Parsing sites and web-pages with Powershell / Invoke-WebRequest / getElementsByTagName and fight with performance

Parsing sites and web-pages with Powershell / Invoke-WebRequest / getElementsByTagName and fight with performance

Sometimes you need to parse some site or big web-page. Google offers many programs and even software complexes to perform this task, but I want to show, how you can quite simply do this with the help of Powershell.

There is a Invoke-WebRequest cmdlet in Powershell, that actually parse HTML-page by tags and content. Cmdlet give you an object of page with ParsedHtml property. To this field you can apply methods to extract needed data.

Assume you need to get all links from the page. See how it works.

$url = "http://site.com/page.html";
$page = Invoke-WebRequest $url -Method Get -DisableKeepAlive;
$elements_a = $page.ParsedHtml.getElementsByTagName('a') | ?{$_.getAttribute('itemprop') -eq "url"};

After you get the result of the last string into $elements_a, you will need to drill into properties of this object and take needed info. In every case your sample data will be different because all sites are different. But now we can use universal example - get page's Title.
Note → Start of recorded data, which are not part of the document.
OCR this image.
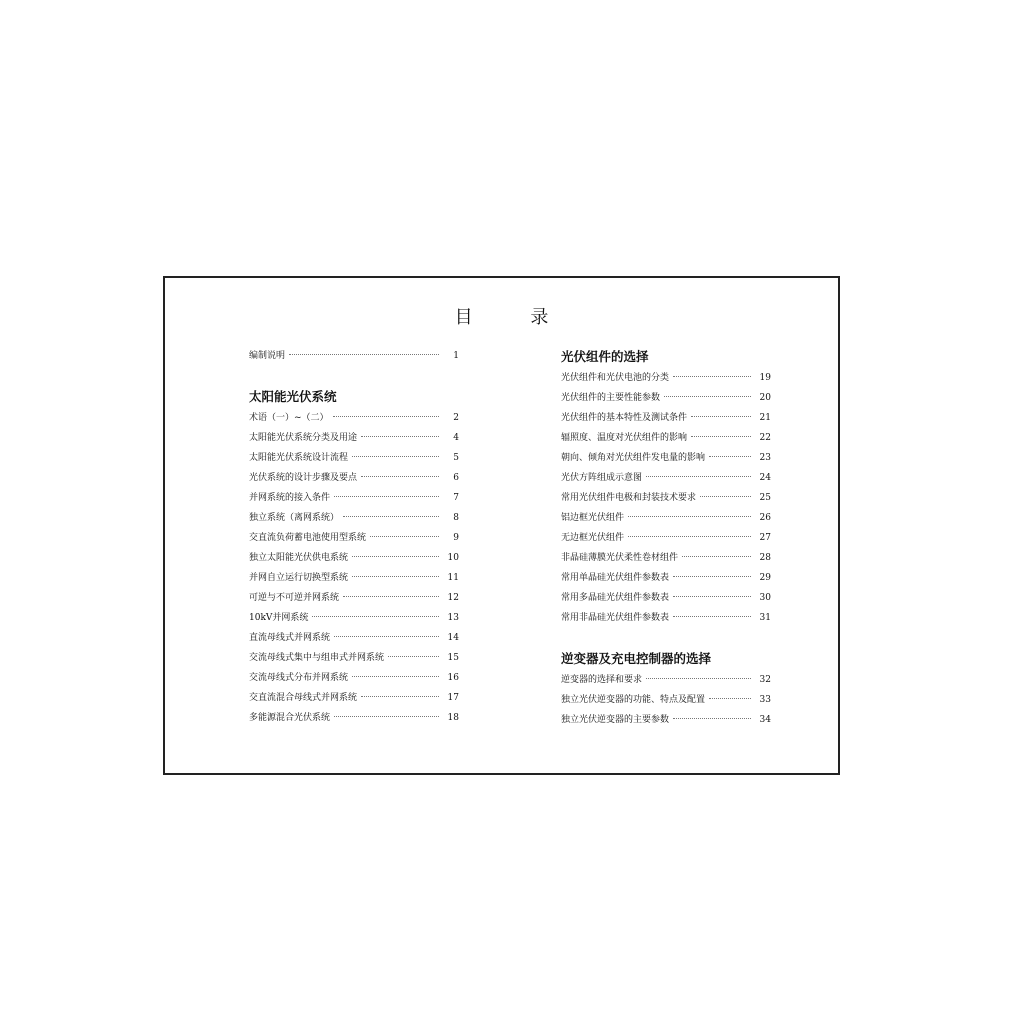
目 录
编制说明	1
太阳能光伏系统
术语（一）~（二）	2
太阳能光伏系统分类及用途	4
太阳能光伏系统设计流程	5
光伏系统的设计步骤及要点	6
并网系统的接入条件	7
独立系统（离网系统）	8
交直流负荷蓄电池使用型系统	9
独立太阳能光伏供电系统	10
并网自立运行切换型系统	11
可逆与不可逆并网系统	12
10kV并网系统	13
直流母线式并网系统	14
交流母线式集中与组串式并网系统	15
交流母线式分布并网系统	16
交直流混合母线式并网系统	17
多能源混合光伏系统	18
光伏组件的选择
光伏组件和光伏电池的分类	19
光伏组件的主要性能参数	20
光伏组件的基本特性及测试条件	21
辐照度、温度对光伏组件的影响	22
朝向、倾角对光伏组件发电量的影响	23
光伏方阵组成示意图	24
常用光伏组件电极和封装技术要求	25
铝边框光伏组件	26
无边框光伏组件	27
非晶硅薄膜光伏柔性卷材组件	28
常用单晶硅光伏组件参数表	29
常用多晶硅光伏组件参数表	30
常用非晶硅光伏组件参数表	31
逆变器及充电控制器的选择
逆变器的选择和要求	32
独立光伏逆变器的功能、特点及配置	33
独立光伏逆变器的主要参数	34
That will work on every site.

$title = $($page.ParsedHtml.getElementsByTagName('title')).innertext;

For complex sites lets build more complex filters:

$address = $( $page.ParsedHtml.getElementsByTagName('p') | ?{$_.className -eq 'address'} ).innertext;

 

Invoke-WebRequest and getElementsByTagName performance

getElementsByTagName method in Microsoft's realization - is quite heavy and slow. If you pipe it's results into some other cmdlet, script performance could be catastrophically slow. For example, the last example can run up to 30 seconds (if the page is really big).

I don't know the reason of this. I've found this discussion: http://stackoverflow.com/questions/14202054/why-is-this-powershell-code-invoke-webrequest-getelementsbytagname-so-incred. From it I realized, that getElementsByTagName give us a bunch of COM-objects, and we pass these COM-objects into other cmdlet. This is a very slow process which take up to 86% of CPU time.

This this time, I found only one solution on this problem: use 32-bit Powershell in such cases. Don't know why, but it's giving good performance.